Shareholders of power transmission company, Alstom T&D, can hold the stock with a three-year perspective. While stiff valuations may cap upside in the near term, takeover by the Alstom combine and demerger of distribution business have helped the company focus on the power transmission space. Surge in orders, especially in the high-end transformer space, also provides improved earnings visibility.

At the current market price of Rs 186, the stock trades at 34 times its annualised earnings for 2011-12. The company had a 15-month year ending March 2012, as it was changing its accounting year from December to March.

While Alstom T&D has traditionally traded at a premium to local transmission and distribution (T&D) players as a result of its MNC status, the valuation gap is high compared with large players such as Crompton Greaves. Fresh investments can be avoided at this valuation.

Changed hands

The global T&D business of France-based Areva was taken over by the Alstom-Schneider Electric combine in 2010. As a result, the Indian unit, Areva T&D, was split — with Alstom taking over the transmission business (Alstom T&D) and Schneider Electric gaining control over the distribution business (Schneider Electric Infrastructure).

Shareholders of erstwhile Areva T&D would have received equal shares in the above two companies, which are now listed. There appears a general understanding between the two firms that Alstom T&D would focus on orders over 66kV, while Schneider Electric will focus on low-voltage products below 66kV.

What has changed for Alstom T&D since the takeover? One, Alstom T&D had focussed and won more orders in high voltage power equipments such as 765kV transformers. Two, it has seen a marginal improvement in its EBITDA margins compared with a year ago. Focussing on higher voltage products also provides scope for improving profit margins. Three, it is likely to sell some land parcels and reduce debt. These changes hold potential to improve earnings over a 2-3 year period.

The order game

Unlike peers such as ABB and Siemens which saw lacklustre order flow activity, Alstom T&D witnessed pick-up in order flows from late FY-12. Orders from Power Grid Corporation of India provided a fillip to its order book.

In fact, in March alone, the company won Rs 500 crore of orders. The orders that it won, especially in the 765 kV transformer segment, saw severe competition from the Chinese.

The Chinese players garnered almost 50 per cent of orders in this segment even as Alstom T&D expanded its market share to 22 per cent from merely 3 per cent a year ago, gaining at the cost of local competitors. While this does imply that Alstom T&D could have been aggressive in its bids; higher volumes gained thus may still make up for competitive pricing in a segment that is shaping up as a volume play. Several State electricity boards, for instance, are expected to scale up their grid transmission voltages to 220kV, 440 kV and even 765 kV.

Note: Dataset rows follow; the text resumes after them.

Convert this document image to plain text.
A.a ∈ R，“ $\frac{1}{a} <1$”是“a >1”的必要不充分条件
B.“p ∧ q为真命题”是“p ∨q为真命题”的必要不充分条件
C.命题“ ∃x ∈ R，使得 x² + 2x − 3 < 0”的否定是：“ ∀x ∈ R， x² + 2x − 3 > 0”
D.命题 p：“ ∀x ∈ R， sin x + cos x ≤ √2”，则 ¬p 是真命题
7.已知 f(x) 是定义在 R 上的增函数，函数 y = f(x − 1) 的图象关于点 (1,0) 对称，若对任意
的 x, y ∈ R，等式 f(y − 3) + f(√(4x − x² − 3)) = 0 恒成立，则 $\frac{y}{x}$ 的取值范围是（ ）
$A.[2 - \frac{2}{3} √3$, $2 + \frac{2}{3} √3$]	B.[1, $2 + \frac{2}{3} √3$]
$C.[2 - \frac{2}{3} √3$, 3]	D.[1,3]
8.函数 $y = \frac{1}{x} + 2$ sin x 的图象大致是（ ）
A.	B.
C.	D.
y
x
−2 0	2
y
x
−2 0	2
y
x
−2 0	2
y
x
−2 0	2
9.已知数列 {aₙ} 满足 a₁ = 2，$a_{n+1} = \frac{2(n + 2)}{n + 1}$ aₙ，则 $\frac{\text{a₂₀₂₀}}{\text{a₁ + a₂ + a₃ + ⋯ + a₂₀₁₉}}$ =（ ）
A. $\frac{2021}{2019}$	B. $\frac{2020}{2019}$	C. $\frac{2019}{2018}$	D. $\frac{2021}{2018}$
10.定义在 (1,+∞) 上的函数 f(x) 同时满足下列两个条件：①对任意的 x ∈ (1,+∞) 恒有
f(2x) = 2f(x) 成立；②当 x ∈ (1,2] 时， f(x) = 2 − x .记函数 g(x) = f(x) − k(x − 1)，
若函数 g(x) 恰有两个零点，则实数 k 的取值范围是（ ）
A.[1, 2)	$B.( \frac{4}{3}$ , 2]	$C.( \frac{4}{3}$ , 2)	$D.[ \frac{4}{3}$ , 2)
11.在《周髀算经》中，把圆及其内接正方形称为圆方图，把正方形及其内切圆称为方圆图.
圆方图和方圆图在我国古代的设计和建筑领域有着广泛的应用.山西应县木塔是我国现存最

In all, order book expanded over 40 per cent year-on-year to Rs 4,700 crore in March 2012. That’s about 1.4 times annualised revenue for FY-12, providing reasonable revenue visibility. Order book split is 50:50 in favour of power systems and product orders.

Alstom T&D has also been leveraging on its parent’s technology to bag unique orders in India. It recently commissioned India’s first digital substation (that brings smart grid intelligence to the substation) using parent Alstom’s support.

At the time of the reorganisation, the parent company had indicated its intent to source products from Alstom T&D’s local units for projects abroad.

While Alstom T&D has managed robust order flows, thanks to orders from PGCIL, slowdown in industrial capex has meant lower industrial orders.

Hence, order flows may not continue at the current pace. Besides, while PGCIL may be all set to award orders, delays in power projects as a result of either land issues or coal linkages may slow the pace of award.

Financials

Sales for the 15-month period ending March 2012 stood at Rs 4,129 crore and net profits at Rs 152.5 crore. As the numbers are not comparable with that of the previous year because of the demerger, we looked at quarterly growth. Sales expanded by 49 per cent in the March-2012 quarter over the December 2011 quarter, while net profits jumped 50 per cent. However, these strong numbers come after slowdown in delivery in the December quarter as a result of delays from the customer end.

When compared with the September 2011 quarter, earnings for March expanded by a more modest 13 per cent. EBITDA margins, which had dipped in the December quarter again due to poor sales, bounced back to 11.6 per cent in March.

Alstom T&D has reportedly opened bids for certain land parcels it holds. Proceeds from this could reduce the current debt equity ratio of 0.7 times.